Comment Orange structure sa recherche entre IA, cybersécurité et réseaux du futur
Un des plus grands programmes de recherche privé en Europe
Lors du salon tech & fest à Grenoble, nous avons rencontré Lyse Brillouet, directrice de la recherche d’Orange. L’occasion de revenir sur la stratégie scientifique du groupe, qui pilote l’un des plus importants programmes de recherche privé en France comme en Europe.
Orange compte plus de 700 chercheurs répartis dans 13 laboratoires, dont sept à l’international. Parmi ces implantations, le site de Grenoble occupe une place stratégique. Il rassemble plus de 50 chercheurs et s’inscrit dans un écosystème académique et industriel particulièrement dense, à l’échelle de la région Auvergne-Rhône-Alpes comme au niveau européen.
Trois priorités stratégiques : IA, cybersécurité et réseaux du futur
Les investissements en recherche sont aujourd’hui structurés autour de trois grands axes : l’intelligence artificielle, la cybersécurité et les réseaux du futur. Trois domaines directement liés aux enjeux opérationnels de l’opérateur télécom, mais également à sa vision à moyen et long terme.
À chaque étape, la responsabilité constitue un principe structurant. En tant que leader technologique, le groupe considère que l’innovation ne peut être dissociée de ses impacts sociétaux, économiques et environnementaux. Cette approche irrigue l’ensemble des travaux menés dans ses laboratoires.
L’intelligence artificielle transforme aussi la recherche
Sur le terrain de l’intelligence artificielle, l’enjeu ne se limite pas au développement de nouvelles offres ou à l’optimisation des services existants.
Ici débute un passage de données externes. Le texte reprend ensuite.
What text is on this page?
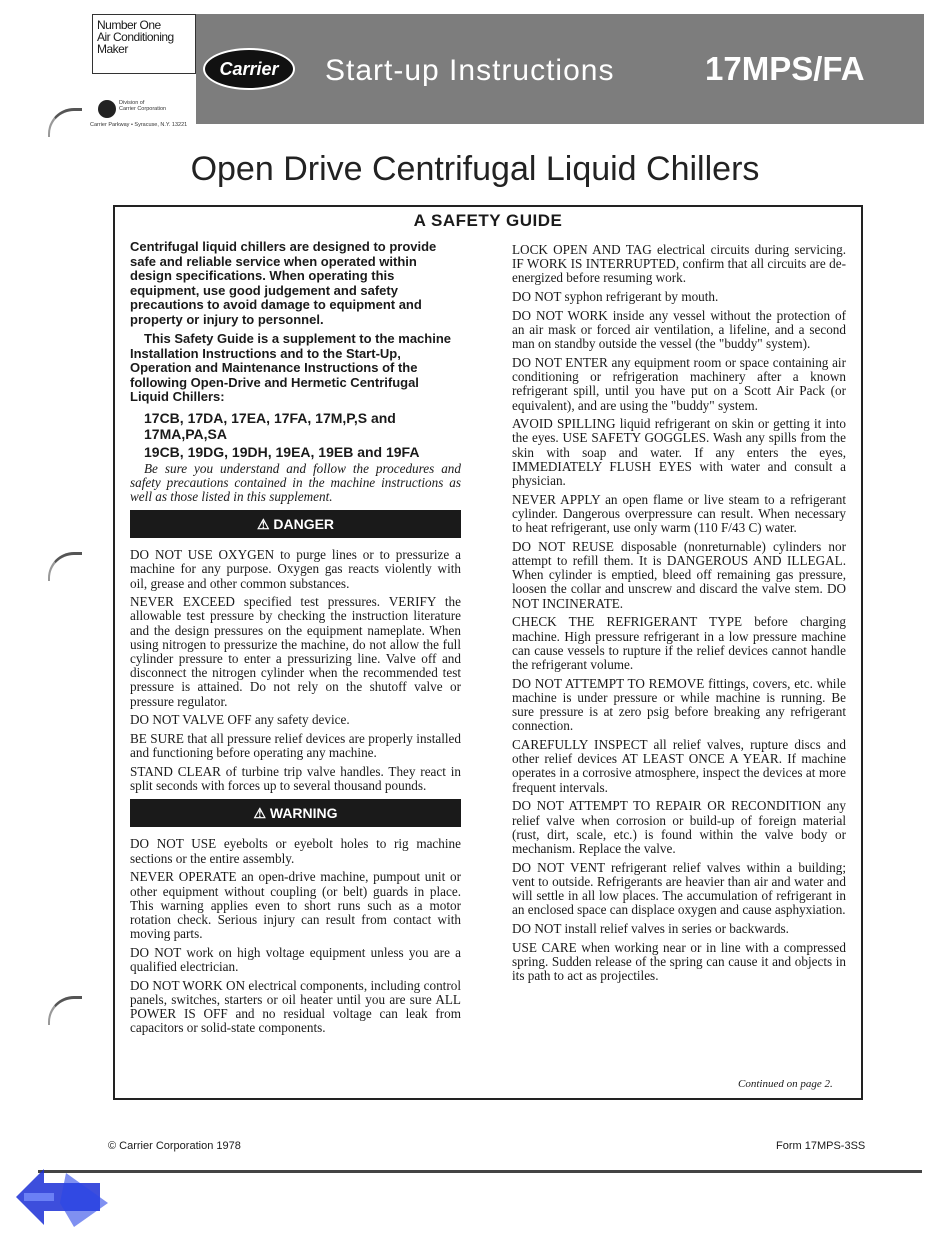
Number One
Air Conditioning
Maker
Carrier	Start-up Instructions	17MPS/FA
Division of
Carrier Corporation
Carrier Parkway • Syracuse, N.Y. 13221
Open Drive Centrifugal Liquid Chillers
A SAFETY GUIDE

Centrifugal liquid chillers are designed to provide safe and reliable service when operated within design specifications. When operating this equipment, use good judgement and safety precautions to avoid damage to equipment and property or injury to personnel.

This Safety Guide is a supplement to the machine Installation Instructions and to the Start-Up, Operation and Maintenance Instructions of the following Open-Drive and Hermetic Centrifugal Liquid Chillers:

17CB, 17DA, 17EA, 17FA, 17M,P,S and 17MA,PA,SA
19CB, 19DG, 19DH, 19EA, 19EB and 19FA

Be sure you understand and follow the procedures and safety precautions contained in the machine instructions as well as those listed in this supplement.

⚠ DANGER

DO NOT USE OXYGEN to purge lines or to pressurize a machine for any purpose. Oxygen gas reacts violently with oil, grease and other common substances.

NEVER EXCEED specified test pressures. VERIFY the allowable test pressure by checking the instruction literature and the design pressures on the equipment nameplate. When using nitrogen to pressurize the machine, do not allow the full cylinder pressure to enter a pressurizing line. Valve off and disconnect the nitrogen cylinder when the recommended test pressure is attained. Do not rely on the shutoff valve or pressure regulator.

DO NOT VALVE OFF any safety device.

BE SURE that all pressure relief devices are properly installed and functioning before operating any machine.

STAND CLEAR of turbine trip valve handles. They react in split seconds with forces up to several thousand pounds.

⚠ WARNING

DO NOT USE eyebolts or eyebolt holes to rig machine sections or the entire assembly.

NEVER OPERATE an open-drive machine, pumpout unit or other equipment without coupling (or belt) guards in place. This warning applies even to short runs such as a motor rotation check. Serious injury can result from contact with moving parts.

DO NOT work on high voltage equipment unless you are a qualified electrician.

DO NOT WORK ON electrical components, including control panels, switches, starters or oil heater until you are sure ALL POWER IS OFF and no residual voltage can leak from capacitors or solid-state components.

LOCK OPEN AND TAG electrical circuits during servicing. IF WORK IS INTERRUPTED, confirm that all circuits are de-energized before resuming work.

DO NOT syphon refrigerant by mouth.

DO NOT WORK inside any vessel without the protection of an air mask or forced air ventilation, a lifeline, and a second man on standby outside the vessel (the "buddy" system).

DO NOT ENTER any equipment room or space containing air conditioning or refrigeration machinery after a known refrigerant spill, until you have put on a Scott Air Pack (or equivalent), and are using the "buddy" system.

AVOID SPILLING liquid refrigerant on skin or getting it into the eyes. USE SAFETY GOGGLES. Wash any spills from the skin with soap and water. If any enters the eyes, IMMEDIATELY FLUSH EYES with water and consult a physician.

NEVER APPLY an open flame or live steam to a refrigerant cylinder. Dangerous overpressure can result. When necessary to heat refrigerant, use only warm (110 F/43 C) water.

DO NOT REUSE disposable (nonreturnable) cylinders nor attempt to refill them. It is DANGEROUS AND ILLEGAL. When cylinder is emptied, bleed off remaining gas pressure, loosen the collar and unscrew and discard the valve stem. DO NOT INCINERATE.

CHECK THE REFRIGERANT TYPE before charging machine. High pressure refrigerant in a low pressure machine can cause vessels to rupture if the relief devices cannot handle the refrigerant volume.

DO NOT ATTEMPT TO REMOVE fittings, covers, etc. while machine is under pressure or while machine is running. Be sure pressure is at zero psig before breaking any refrigerant connection.

CAREFULLY INSPECT all relief valves, rupture discs and other relief devices AT LEAST ONCE A YEAR. If machine operates in a corrosive atmosphere, inspect the devices at more frequent intervals.

DO NOT ATTEMPT TO REPAIR OR RECONDITION any relief valve when corrosion or build-up of foreign material (rust, dirt, scale, etc.) is found within the valve body or mechanism. Replace the valve.

DO NOT VENT refrigerant relief valves within a building; vent to outside. Refrigerants are heavier than air and water and will settle in all low places. The accumulation of refrigerant in an enclosed space can displace oxygen and cause asphyxiation.

DO NOT install relief valves in series or backwards.

USE CARE when working near or in line with a compressed spring. Sudden release of the spring can cause it and objects in its path to act as projectiles.

Continued on page 2.
© Carrier Corporation 1978	Form 17MPS-3SS
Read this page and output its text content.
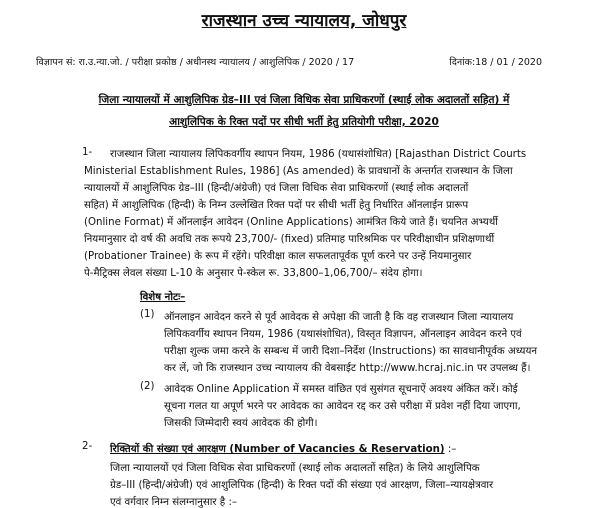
राजस्थान उच्च न्यायालय, जोधपुर
विज्ञापन सं: रा.उ.न्या.जो. / परीक्षा प्रकोष्ठ / अधीनस्थ न्यायालय / आशुलिपिक / 2020 / 17	दिनांक:18 / 01 / 2020
जिला न्यायालयों में आशुलिपिक ग्रेड–III एवं जिला विधिक सेवा प्राधिकरणों (स्थाई लोक अदालतों सहित) में
आशुलिपिक के रिक्त पदों पर सीधी भर्ती हेतु प्रतियोगी परीक्षा, 2020
1- राजस्थान जिला न्यायालय लिपिकवर्गीय स्थापन नियम, 1986 (यथासंशोधित) [Rajasthan District Courts
Ministerial Establishment Rules, 1986] (As amended) के प्रावधानों के अन्तर्गत राजस्थान के जिला
न्यायालयों में आशुलिपिक ग्रेड–III (हिन्दी/अंग्रेजी) एवं जिला विधिक सेवा प्राधिकरणों (स्थाई लोक अदालतों
सहित) में आशुलिपिक (हिन्दी) के निम्न उल्लेखित रिक्त पदों पर सीधी भर्ती हेतु निर्धारित ऑनलाईन प्रारूप
(Online Format) में ऑनलाईन आवेदन (Online Applications) आमंत्रित किये जाते हैं। चयनित अभ्यर्थी
नियमानुसार दो वर्ष की अवधि तक रूपये 23,700/- (fixed) प्रतिमाह पारिश्रमिक पर परिवीक्षाधीन प्रशिक्षणार्थी
(Probationer Trainee) के रूप में रहेंगे। परिवीक्षा काल सफलतापूर्वक पूर्ण करने पर उन्हें नियमानुसार
पे-मैट्रिक्स लेवल संख्या L-10 के अनुसार पे-स्केल रू. 33,800–1,06,700/– संदेय होगा।
विशेष नोटः–
(1) ऑनलाइन आवेदन करने से पूर्व आवेदक से अपेक्षा की जाती है कि वह राजस्थान जिला न्यायालय
लिपिकवर्गीय स्थापन नियम, 1986 (यथासंशोधित), विस्तृत विज्ञापन, ऑनलाइन आवेदन करने एवं
परीक्षा शुल्क जमा करने के सम्बन्ध में जारी दिशा–निर्देश (Instructions) का सावधानीपूर्वक अध्ययन
कर लें, जो कि राजस्थान उच्च न्यायालय की वेबसाईट http://www.hcraj.nic.in पर उपलब्ध हैं।
(2) आवेदक Online Application में समस्त वांछित एवं सुसंगत सूचनाऐं अवश्य अंकित करें। कोई
सूचना गलत या अपूर्ण भरने पर आवेदक का आवेदन रद्द कर उसे परीक्षा में प्रवेश नहीं दिया जाएगा,
जिसकी जिम्मेदारी स्वयं आवेदक की होगी।
2- रिक्तियों की संख्या एवं आरक्षण (Number of Vacancies & Reservation) :–
जिला न्यायालयों एवं जिला विधिक सेवा प्राधिकरणों (स्थाई लोक अदालतों सहित) के लिये आशुलिपिक
ग्रेड–III (हिन्दी/अंग्रेजी) एवं आशुलिपिक (हिन्दी) के रिक्त पदों की संख्या एवं आरक्षण, जिला–न्यायक्षेत्रवार
एवं वर्गवार निम्न संलग्नानुसार है :–
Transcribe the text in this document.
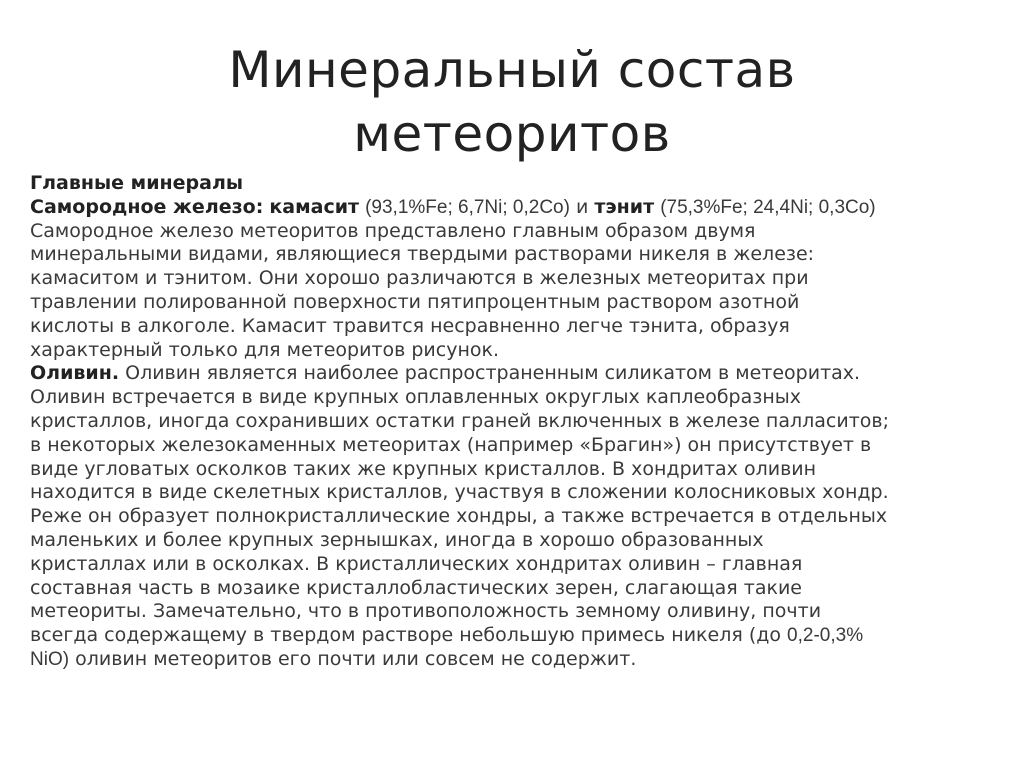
Минеральный состав
метеоритов
Главные минералы
Самородное железо: камасит (93,1%Fe; 6,7Ni; 0,2Co) и тэнит (75,3%Fe; 24,4Ni; 0,3Co)
Самородное железо метеоритов представлено главным образом двумя
минеральными видами, являющиеся твердыми растворами никеля в железе:
камаситом и тэнитом. Они хорошо различаются в железных метеоритах при
травлении полированной поверхности пятипроцентным раствором азотной
кислоты в алкоголе. Камасит травится несравненно легче тэнита, образуя
характерный только для метеоритов рисунок.
Оливин. Оливин является наиболее распространенным силикатом в метеоритах.
Оливин встречается в виде крупных оплавленных округлых каплеобразных
кристаллов, иногда сохранивших остатки граней включенных в железе палласитов;
в некоторых железокаменных метеоритах (например «Брагин») он присутствует в
виде угловатых осколков таких же крупных кристаллов. В хондритах оливин
находится в виде скелетных кристаллов, участвуя в сложении колосниковых хондр.
Реже он образует полнокристаллические хондры, а также встречается в отдельных
маленьких и более крупных зернышках, иногда в хорошо образованных
кристаллах или в осколках. В кристаллических хондритах оливин – главная
составная часть в мозаике кристаллобластических зерен, слагающая такие
метеориты. Замечательно, что в противоположность земному оливину, почти
всегда содержащему в твердом растворе небольшую примесь никеля (до 0,2-0,3%
NiO) оливин метеоритов его почти или совсем не содержит.
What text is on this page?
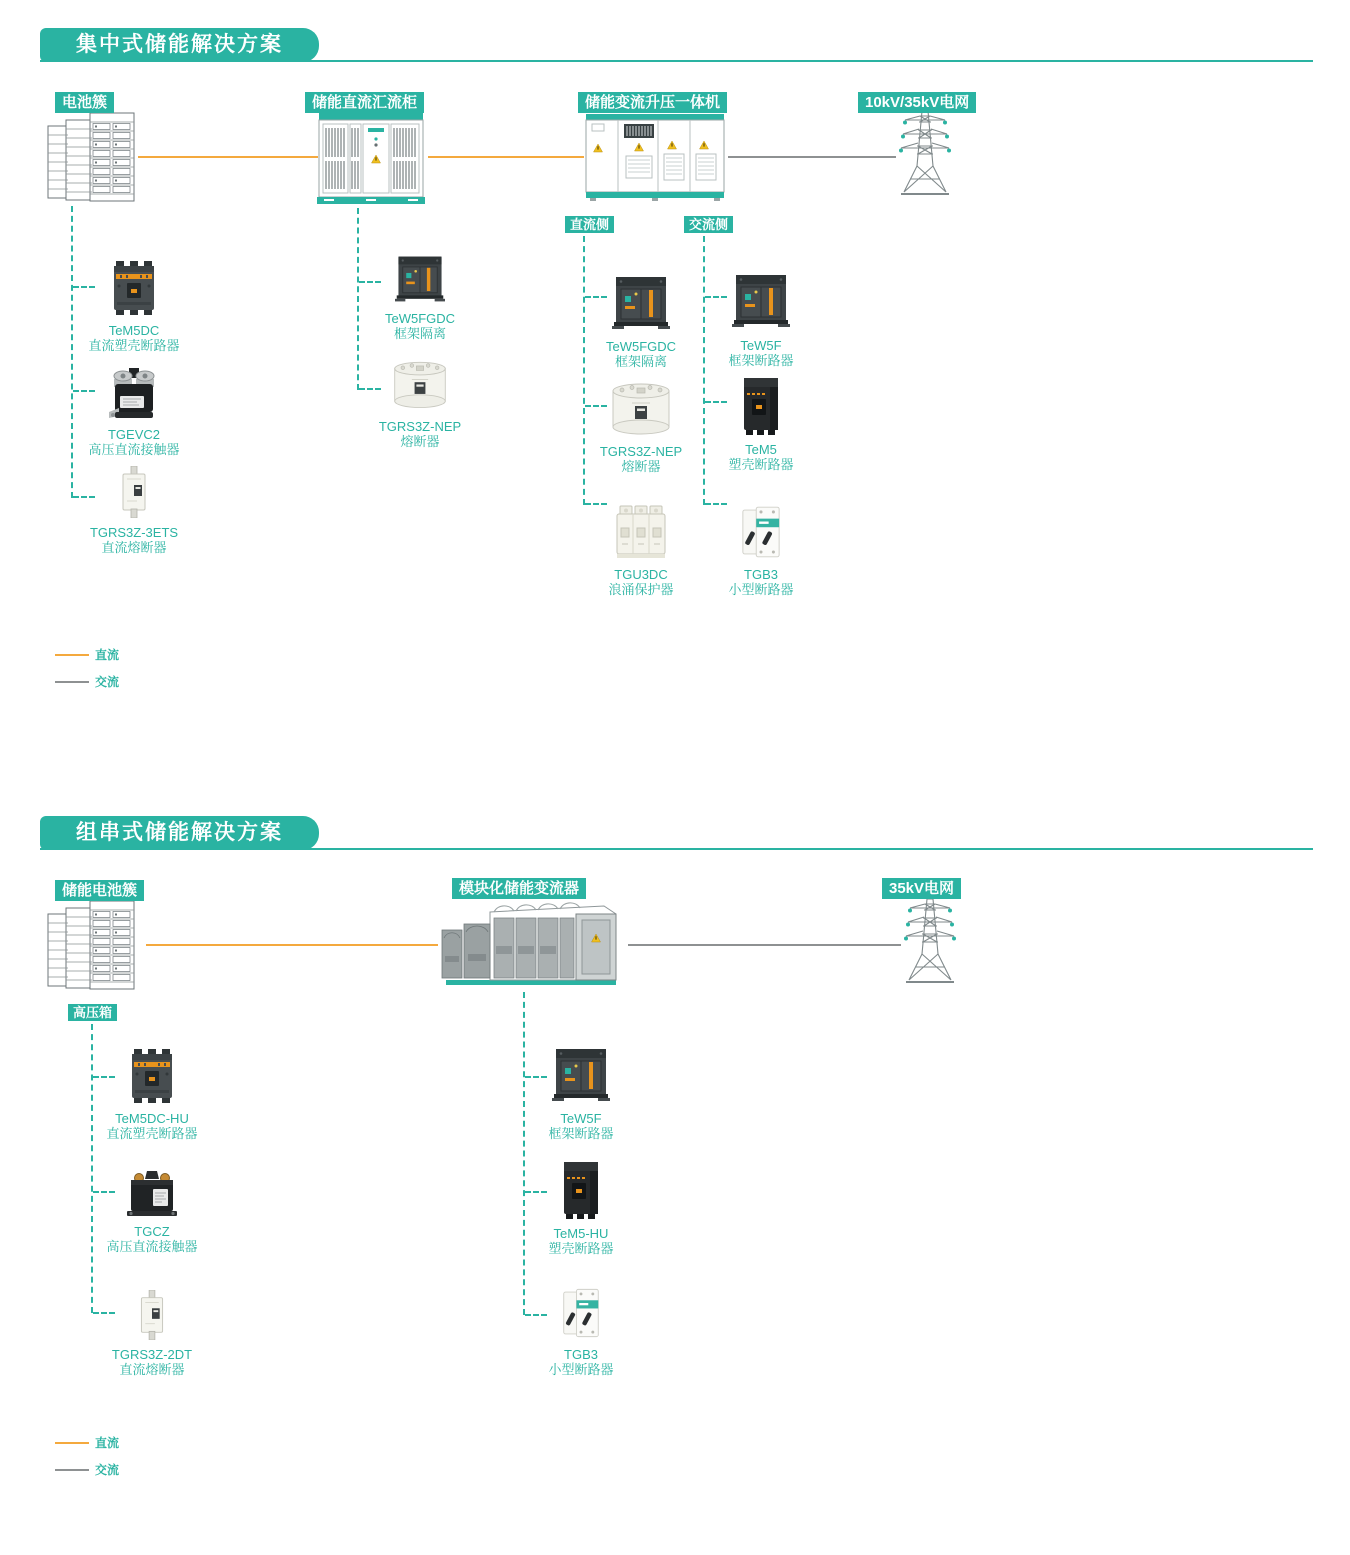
集中式储能解决方案
电池簇	储能直流汇流柜	储能变流升压一体机	10kV/35kV电网
直流侧	交流侧
TeM5DC
直流塑壳断路器
TGEVC2
高压直流接触器
TGRS3Z-3ETS
直流熔断器
TeW5FGDC
框架隔离
TGRS3Z-NEP
熔断器
TeW5FGDC
框架隔离
TGRS3Z-NEP
熔断器
TGU3DC
浪涌保护器
TeW5F
框架断路器
TeM5
塑壳断路器
TGB3
小型断路器
直流
交流
组串式储能解决方案
储能电池簇	模块化储能变流器	35kV电网
高压箱
TeM5DC-HU
直流塑壳断路器
TGCZ
高压直流接触器
TGRS3Z-2DT
直流熔断器
TeW5F
框架断路器
TeM5-HU
塑壳断路器
TGB3
小型断路器
直流
交流
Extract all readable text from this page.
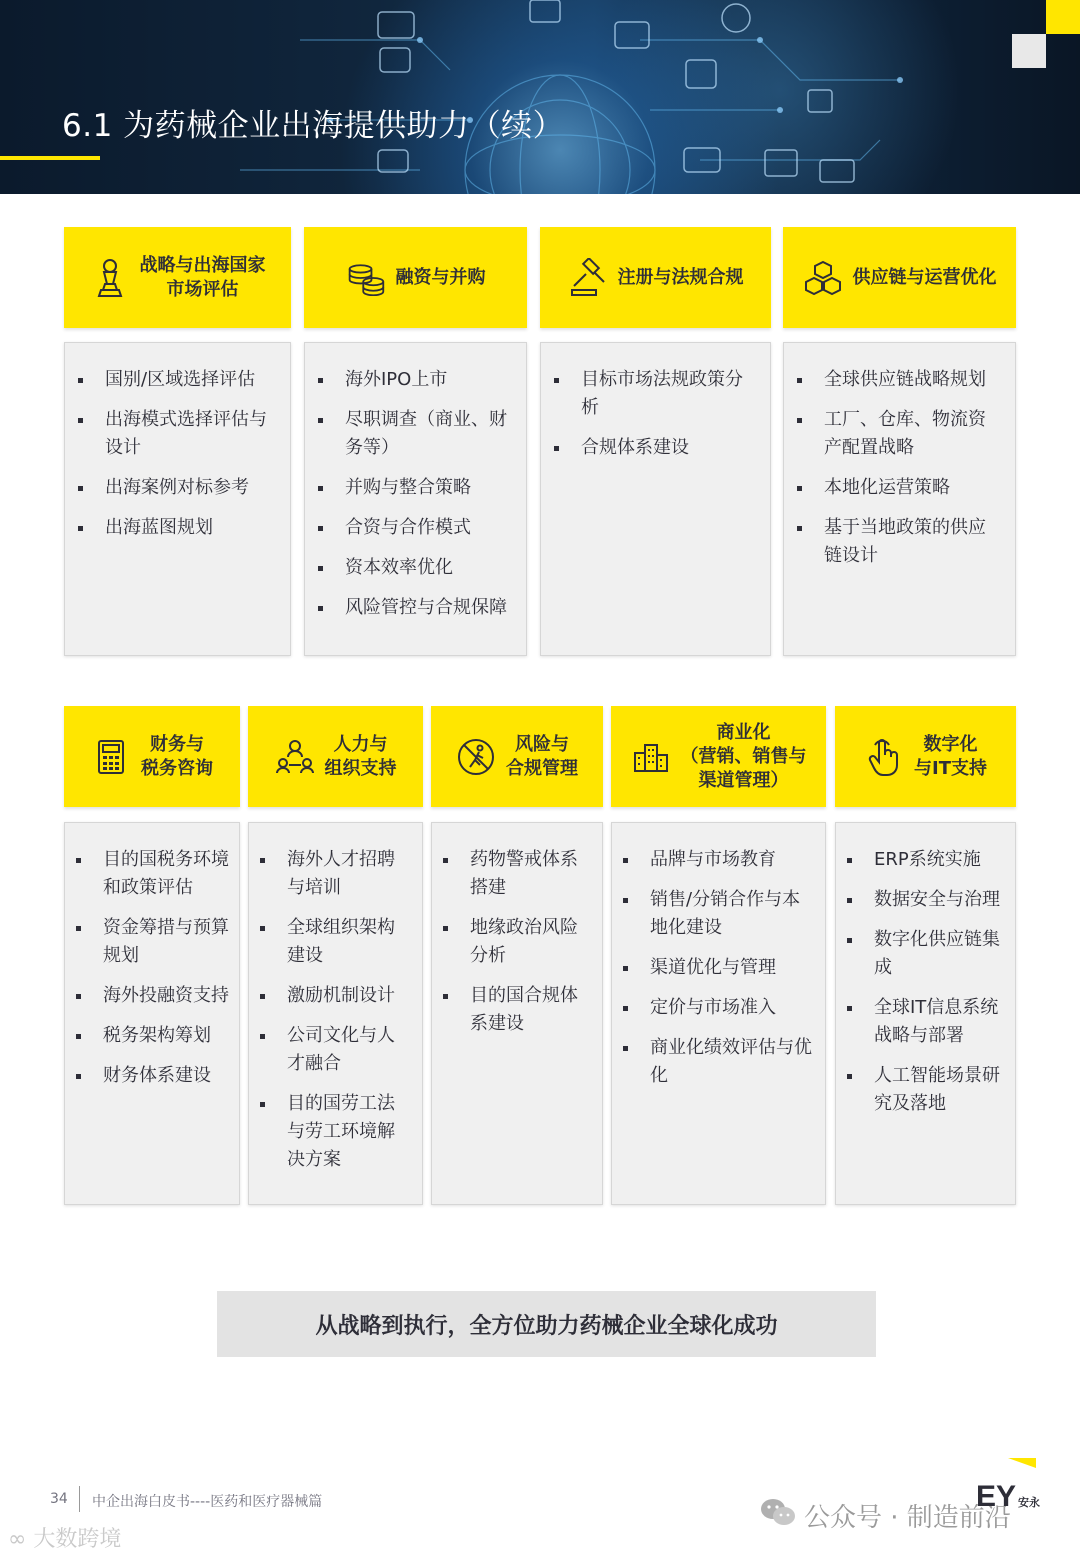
6.1 为药械企业出海提供助力（续）
战略与出海国家
市场评估
国别/区域选择评估
出海模式选择评估与设计
出海案例对标参考
出海蓝图规划
融资与并购
海外IPO上市
尽职调查（商业、财务等）
并购与整合策略
合资与合作模式
资本效率优化
风险管控与合规保障
注册与法规合规
目标市场法规政策分析
合规体系建设
供应链与运营优化
全球供应链战略规划
工厂、仓库、物流资产配置战略
本地化运营策略
基于当地政策的供应链设计
财务与
税务咨询
目的国税务环境和政策评估
资金筹措与预算规划
海外投融资支持
税务架构筹划
财务体系建设
人力与
组织支持
海外人才招聘与培训
全球组织架构建设
激励机制设计
公司文化与人才融合
目的国劳工法与劳工环境解决方案
风险与
合规管理
药物警戒体系搭建
地缘政治风险分析
目的国合规体系建设
商业化
（营销、销售与
渠道管理）
品牌与市场教育
销售/分销合作与本地化建设
渠道优化与管理
定价与市场准入
商业化绩效评估与优化
数字化
与IT支持
ERP系统实施
数据安全与治理
数字化供应链集成
全球IT信息系统战略与部署
人工智能场景研究及落地
从战略到执行，全方位助力药械企业全球化成功
34 中企出海白皮书----医药和医疗器械篇
公众号 · 制造前沿
EY 安永
∞ 大数跨境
L’IA transforme également la manière même de conduire la recherche.
Les cycles d’innovation s’accélèrent, les temporalités se raccourcissent et les chercheurs sont davantage ancrés dans les réalités business afin de bénéficier de boucles de rétroaction rapides avec les équipes opérationnelles et marketing. L’objectif est clair : renforcer la pertinence et l’impact concret des travaux scientifiques.
Par ailleurs, les outils d’intelligence artificielle viennent assister les chercheurs dans certaines tâches, comme la veille scientifique ou la structuration d’articles. Sans se substituer à la réflexion humaine, ces technologies permettent de concentrer l’expertise sur ce qui constitue la véritable valeur ajoutée du chercheur : l’analyse, la créativité et la capacité d’innovation.
Grenoble, un ancrage stratégique au cœur d’un écosystème d’excellence
L’implantation des laboratoires d’Orange s’inscrit dans une histoire longue, héritée notamment du CNET. À Grenoble, cette stratégie prend tout son sens grâce à la richesse de l’écosystème scientifique local.
Les coopérations avec des acteurs majeurs comme le CEA ou l’Université Grenoble Alpes illustrent cette dynamique. Ces partenariats favorisent des projets de recherche de haut niveau, mais aussi l’implication des chercheurs dans l’enseignement supérieur, facilitant l’identification et l’accompagnement de futurs talents : doctorants, stagiaires et post-doctorants.
Maintenir l’investissement en 2026 pour préserver l’avantage compétitif
Pour 2026, Orange confirme le maintien de ses investissements en recherche, à Grenoble comme dans l’ensemble de ses laboratoires. L’intelligence artificielle, la cybersécurité, l’évolution des réseaux et les technologies émergentes comme le quantique sont considérées comme des leviers stratégiques majeurs.
Dans un contexte de mutation technologique rapide, le groupe estime que le renforcement des sciences fondamentales constitue un atout compétitif déterminant. À Grenoble, cette ambition se traduit par une volonté affirmée de contribuer activement à l’écosystème local tout en bénéficiant de sa dynamique. Une stratégie qui place l’innovation responsable au cœur du développement économique et technologique.